偏見に惑わされないよう自分の目で確かめることが大切だ。

「独断と偏見」と重ねて使う例も

「独断と偏見」とは客観的な根拠なしに、個人の好みであることを意味します。「独断」とは”自分だけで判断すること”を意味し、転じて「正しい根拠ではなく思い込みだけで判断すること」という意味も持つ単語です。

公平・公正な判断ではなく、個人の趣味嗜好によって物事を述べる際に「独断と偏見ですが…」「独断と偏見で選ぶおすすめ美容」などと使用する例が挙げられます。

「偏見」の類語とは?

似た意味の表現は「先入観」

「先入観(せんにゅうかん)」とは”ものごとに対してあらかじめ持たれる固定観念”のことです。先に抱いた考えや思いが原因となり、自由な思考や公正な判断が妨げられるような場合に「先入観が邪魔をする」「先入観を持たずに判断をしてほしい」などと用いられます。

「先入観」は「偏見」のようにかたよりがあり、客観性に欠けるものを指すことが多い点で類語と言うことができます。また、同様の意味を持つ単語には「先入主」もありますが、一般には「先入観」が用いられることが多いでしょう。

カタカナでは「バイアス」も類語

「バイアス」とは英語”bias”に由来し、「傾向、先入観、偏見」などを意味する単語です。よく耳にする「バイアスがかかる」という表現は、”偏見や先入観に影響されている”というニュアンスです。

「ステレオタイプ」とは”固定観念、思い込み”を意味する

カタカナ語では「ステレオタイプ」も「偏見」と似た意味の表現です。「ステレオタイプ(stereotype)」とは”固定観念、思い込み”を意味します。「偏見」のようにかたよったものの見方や否定的な感情を伴わない場合にも用いられます。たとえば「日本人は勤勉だ」というのは海外の人に根強い「ステレオタイプ」でしょう。

「偏見」の英語訳とは?

「偏見」は英語で”prejudice”

「偏見」という意味の英単語は“prejudice”です。
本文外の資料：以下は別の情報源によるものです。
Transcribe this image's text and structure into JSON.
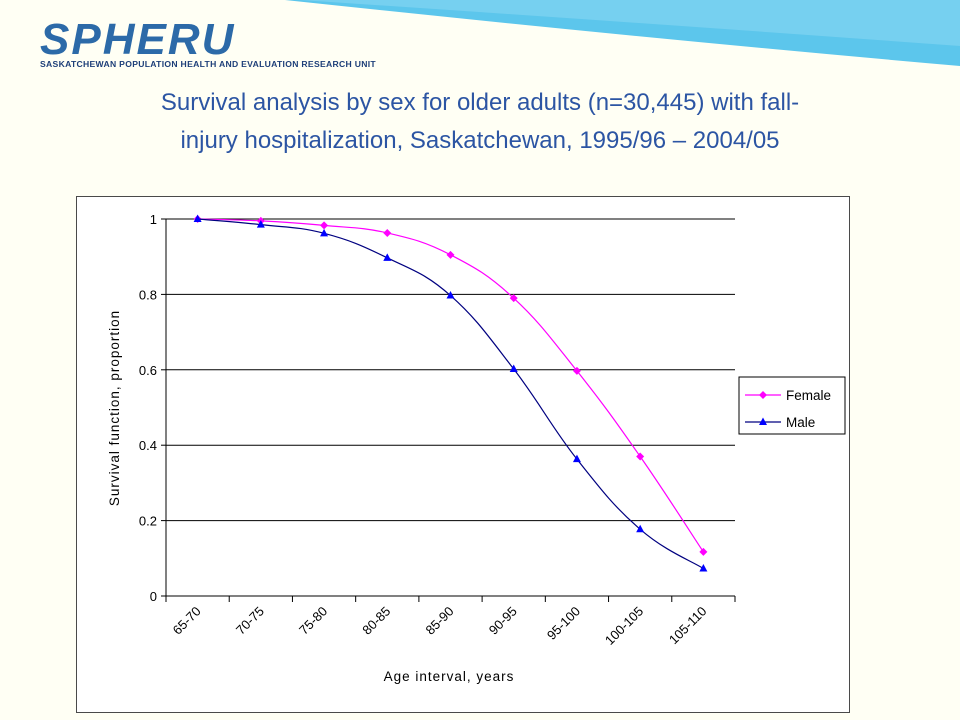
{
  "header": {
    "logo_text": "SPHERU",
    "organization": "SASKATCHEWAN POPULATION HEALTH AND EVALUATION RESEARCH UNIT",
    "title_line1": "Survival analysis by sex for older adults (n=30,445) with fall-",
    "title_line2": "injury hospitalization,  Saskatchewan, 1995/96 – 2004/05"
  },
  "colors": {
    "banner": "#5cc6ec",
    "title": "#2c55a3",
    "female": "#ff00ff",
    "male": "#000080",
    "female_marker": "#ff00ff",
    "male_marker": "#0000ff"
  },
  "chart_data": {
    "type": "line",
    "title": "",
    "xlabel": "Age interval, years",
    "ylabel": "Survival function, proportion",
    "categories": [
      "65-70",
      "70-75",
      "75-80",
      "80-85",
      "85-90",
      "90-95",
      "95-100",
      "100-105",
      "105-110"
    ],
    "yticks": [
      "0",
      "0.2",
      "0.4",
      "0.6",
      "0.8",
      "1"
    ],
    "ylim": [
      0,
      1
    ],
    "grid": "horizontal",
    "legend_position": "right",
    "series": [
      {
        "name": "Female",
        "marker": "diamond",
        "values": [
          1.0,
          0.995,
          0.983,
          0.963,
          0.905,
          0.79,
          0.597,
          0.37,
          0.117
        ]
      },
      {
        "name": "Male",
        "marker": "triangle",
        "values": [
          1.0,
          0.985,
          0.962,
          0.897,
          0.797,
          0.602,
          0.363,
          0.177,
          0.073
        ]
      }
    ]
  }
}
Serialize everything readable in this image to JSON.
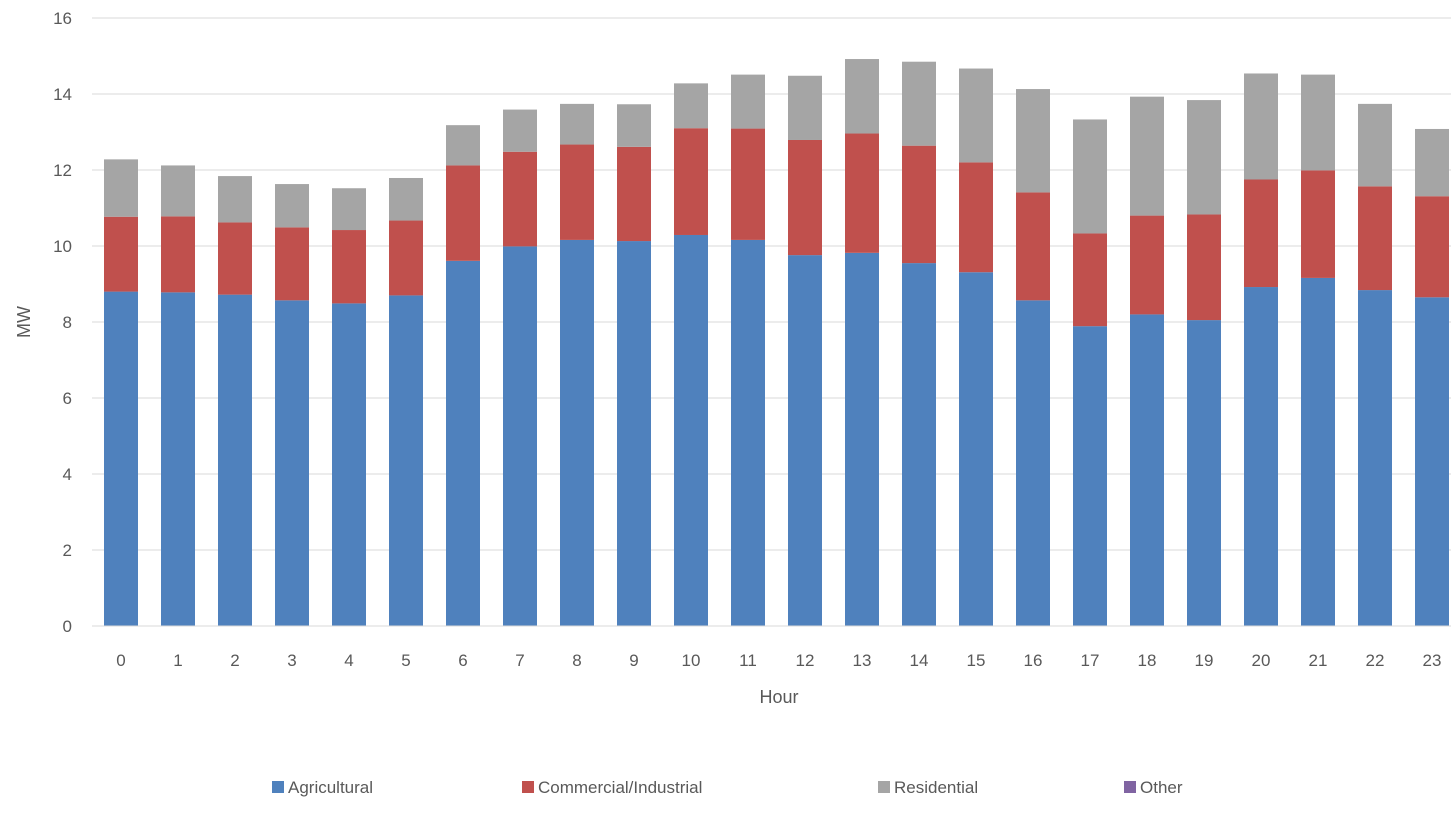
{
  "chart_data": {
    "type": "bar",
    "stacked": true,
    "title": "",
    "xlabel": "Hour",
    "ylabel": "MW",
    "ylim": [
      0,
      16
    ],
    "yticks": [
      0,
      2,
      4,
      6,
      8,
      10,
      12,
      14,
      16
    ],
    "grid": true,
    "legend_position": "bottom",
    "categories": [
      "0",
      "1",
      "2",
      "3",
      "4",
      "5",
      "6",
      "7",
      "8",
      "9",
      "10",
      "11",
      "12",
      "13",
      "14",
      "15",
      "16",
      "17",
      "18",
      "19",
      "20",
      "21",
      "22",
      "23"
    ],
    "series": [
      {
        "name": "Agricultural",
        "color": "#4F81BD",
        "values": [
          8.8,
          8.78,
          8.72,
          8.57,
          8.49,
          8.7,
          9.61,
          9.99,
          10.16,
          10.13,
          10.29,
          10.16,
          9.76,
          9.82,
          9.55,
          9.31,
          8.57,
          7.89,
          8.2,
          8.05,
          8.92,
          9.16,
          8.84,
          8.65
        ]
      },
      {
        "name": "Commercial/Industrial",
        "color": "#C0504D",
        "values": [
          1.97,
          2.0,
          1.9,
          1.92,
          1.93,
          1.97,
          2.51,
          2.49,
          2.51,
          2.48,
          2.81,
          2.93,
          3.03,
          3.14,
          3.09,
          2.89,
          2.84,
          2.44,
          2.6,
          2.78,
          2.83,
          2.83,
          2.73,
          2.66
        ]
      },
      {
        "name": "Residential",
        "color": "#A5A5A5",
        "values": [
          1.51,
          1.34,
          1.22,
          1.14,
          1.1,
          1.12,
          1.06,
          1.11,
          1.07,
          1.12,
          1.18,
          1.42,
          1.69,
          1.96,
          2.21,
          2.47,
          2.72,
          3.0,
          3.13,
          3.01,
          2.79,
          2.52,
          2.17,
          1.77
        ]
      },
      {
        "name": "Other",
        "color": "#8064A2",
        "values": [
          0,
          0,
          0,
          0,
          0,
          0,
          0,
          0,
          0,
          0,
          0,
          0,
          0,
          0,
          0,
          0,
          0,
          0,
          0,
          0,
          0,
          0,
          0,
          0
        ]
      }
    ]
  }
}
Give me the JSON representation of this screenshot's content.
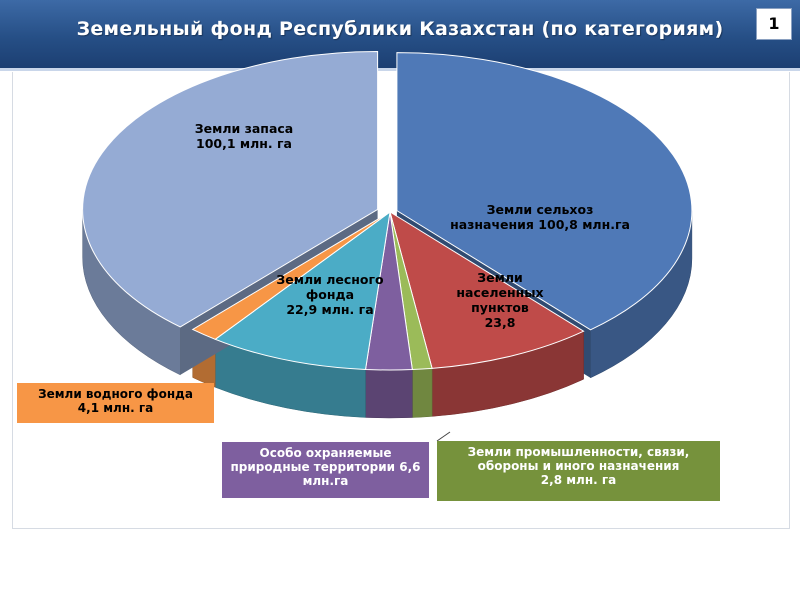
{
  "header": {
    "title": "Земельный фонд Республики Казахстан (по категориям)",
    "page_number": "1"
  },
  "colors": {
    "agri": "#4f79b7",
    "settlements": "#bf4b49",
    "industry": "#9bbb59",
    "protected": "#7e5f9f",
    "forest": "#4bacc6",
    "water": "#f79646",
    "reserve": "#95abd4"
  },
  "chart_data": {
    "type": "pie",
    "title": "Земельный фонд Республики Казахстан (по категориям)",
    "style": "3d-exploded",
    "slices": [
      {
        "key": "agri",
        "value": 100.8,
        "color": "#4f79b7",
        "label_lines": [
          "Земли сельхоз",
          "назначения 100,8 млн.га"
        ]
      },
      {
        "key": "settlements",
        "value": 23.8,
        "color": "#bf4b49",
        "label_lines": [
          "Земли",
          "населенных",
          "пунктов",
          "23,8"
        ]
      },
      {
        "key": "industry",
        "value": 2.8,
        "color": "#9bbb59",
        "label_lines": [
          "Земли  промышленности, связи,",
          "обороны и иного назначения",
          "2,8 млн. га"
        ]
      },
      {
        "key": "protected",
        "value": 6.6,
        "color": "#7e5f9f",
        "label_lines": [
          "Особо охраняемые",
          "природные территории 6,6",
          "млн.га"
        ]
      },
      {
        "key": "forest",
        "value": 22.9,
        "color": "#4bacc6",
        "label_lines": [
          "Земли лесного",
          "фонда",
          "22,9 млн. га"
        ]
      },
      {
        "key": "water",
        "value": 4.1,
        "color": "#f79646",
        "label_lines": [
          "Земли водного фонда",
          "4,1 млн. га"
        ]
      },
      {
        "key": "reserve",
        "value": 100.1,
        "color": "#95abd4",
        "label_lines": [
          "Земли запаса",
          "100,1 млн. га"
        ]
      }
    ]
  }
}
「There is a lot of prejudice against ○○.」で”○○に対する偏見は多い”という意味です。「stereotype」に”偏見”の和訳が宛てられることもありますが、見下すような悪いニュアンスでは「prejudice」がより近いでしょう。

例文

He has a prejudice against women because of his past experience.(過去の経験から、彼は女性に偏見を抱いている)

まとめ

「偏見」とは漢字の意味通り「偏った見方」という意味ですが、とりわけ「客観的な根拠のない、かたよったものの見方」を意味します。憎悪や軽蔑を伴う、非好意的な見解を指すことが多く、「偏見」は「差別」という具体的な行動につながることもしばしばです。「偏見」と似た意味を持つ単語には「差別」以外にも「先入観」や「バイアス」「ステレオタイプ」が挙げられます。カタカナ語は単に「偏見」の意味だけでなく、ビジネスシーンでも用いられるので覚えておくと便利です。